L’ho
ascoltato a lungo, con attenzione. Da tempo chiuso in stanza, allettato, aveva
bisogno di raccontare. Non terminava mai. Alla fine ha esclamato: “Mi hai
ridato la vita!”. Aveva bisogno di condividere con qualcuno ricordi e
sentimenti.
Quando dentro rimugini cose brutte o
angosciose se non le condividi incancreniscono. Quando hai cose belle che ti
riempiono il cuore se non le condividi ti muoiono in mano, non ti danno gioia. Quando
una notizia ti colpisce improvvisa non è più notizia se non la condividi subito
con qualcuno sul cellulare. Il pane è più buono quando lo si mangia insieme
(meglio il genato, come dice una mia amica: “Per tanti anni non ho mai mangiato
un gelato da sola, mi sembrava che perdesse il sapore!”).

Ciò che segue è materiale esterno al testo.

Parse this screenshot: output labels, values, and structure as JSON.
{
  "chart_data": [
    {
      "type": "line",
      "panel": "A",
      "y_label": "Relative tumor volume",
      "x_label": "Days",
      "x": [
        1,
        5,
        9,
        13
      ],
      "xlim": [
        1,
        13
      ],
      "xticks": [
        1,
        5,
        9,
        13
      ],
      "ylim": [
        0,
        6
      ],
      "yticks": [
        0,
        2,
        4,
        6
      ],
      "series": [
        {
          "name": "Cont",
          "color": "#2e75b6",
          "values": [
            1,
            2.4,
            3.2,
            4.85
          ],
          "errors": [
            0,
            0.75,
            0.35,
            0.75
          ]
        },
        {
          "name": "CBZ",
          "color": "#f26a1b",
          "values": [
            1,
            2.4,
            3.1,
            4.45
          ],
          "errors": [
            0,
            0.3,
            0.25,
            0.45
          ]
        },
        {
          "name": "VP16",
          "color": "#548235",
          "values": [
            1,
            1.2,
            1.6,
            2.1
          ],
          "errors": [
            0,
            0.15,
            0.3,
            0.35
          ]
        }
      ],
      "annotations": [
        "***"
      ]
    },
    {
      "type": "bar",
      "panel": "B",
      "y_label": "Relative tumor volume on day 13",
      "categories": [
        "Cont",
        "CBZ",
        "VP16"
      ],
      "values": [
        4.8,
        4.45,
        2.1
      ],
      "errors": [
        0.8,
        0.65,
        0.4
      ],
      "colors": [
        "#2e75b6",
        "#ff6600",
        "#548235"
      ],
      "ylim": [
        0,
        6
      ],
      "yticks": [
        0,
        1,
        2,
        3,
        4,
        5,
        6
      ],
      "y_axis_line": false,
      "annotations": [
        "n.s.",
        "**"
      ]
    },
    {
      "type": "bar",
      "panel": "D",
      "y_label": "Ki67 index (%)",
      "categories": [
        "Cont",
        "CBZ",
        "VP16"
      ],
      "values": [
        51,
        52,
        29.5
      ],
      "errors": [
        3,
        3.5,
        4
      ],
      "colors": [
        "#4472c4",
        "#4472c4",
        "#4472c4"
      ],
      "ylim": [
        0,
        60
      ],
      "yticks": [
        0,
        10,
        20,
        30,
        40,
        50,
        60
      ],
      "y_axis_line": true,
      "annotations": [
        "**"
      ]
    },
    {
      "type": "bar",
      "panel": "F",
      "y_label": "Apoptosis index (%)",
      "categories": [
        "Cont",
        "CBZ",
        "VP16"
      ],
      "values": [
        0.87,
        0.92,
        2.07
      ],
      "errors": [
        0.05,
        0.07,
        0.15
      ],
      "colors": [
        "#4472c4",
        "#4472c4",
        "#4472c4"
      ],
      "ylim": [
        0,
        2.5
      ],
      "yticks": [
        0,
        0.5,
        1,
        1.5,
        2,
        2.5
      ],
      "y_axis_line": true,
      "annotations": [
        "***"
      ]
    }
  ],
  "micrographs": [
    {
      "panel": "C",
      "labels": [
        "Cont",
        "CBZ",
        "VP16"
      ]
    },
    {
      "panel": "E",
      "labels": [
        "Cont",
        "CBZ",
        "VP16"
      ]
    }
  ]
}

La condivisione affratella,
arricchisce, appaga, crea una complicità che non ti fa sentire solo.
La
sapeva Gesù, che aprì l’ultima cena dicendo: “Ho desiderato ardentemente
mangiare questa cena con voi” (Lc 22, 14) e spezzò lo stesso pane e fece
passare tra i commensali lo stesso calice. Anche lui aveva bisogno di
condividere con i suoi discepoli, e in quell’atto di condivisione per la prima
volta li chiamò “amici” e disse parole che aveva serbato in cuore fino a quel
momento e che finalmente poteva scambiare con loro: “Vi ho
chiamato amici, perché tutto ciò che ho udito dal Padre mio l’ho fatto
conoscere a voi” (Gv 15, 15).
La sofferenza più grande è
essere soli, senza nessuno con cui comunicare, scambiare un’idea, un
sentimento, un’opinione, un ricordo, un desiderio. È la tristezza di tanti
anziani isolati, chiusi nella stanza di un hospice. Non soltanto di loro: si
può essere tristi anche nel vortice della vita perché non si ha nessuno con cui
condividere davvero ciò che si ha dentro o senza accogliere quello che l’altro
accanto ha dentro perché anche lui non sa o non vuol comunicare. Di solitudine
si può morire, o almeno illanguidire. Non voglio che l’altro muoia per colpa
mia: lo incontro, lo ascolto e condivido un progetto, un libro, un sentimento,
una scatola di biscotti e forse lo sentirò dire (e anch’io posso dire): “Mi hai ridato la vita!”.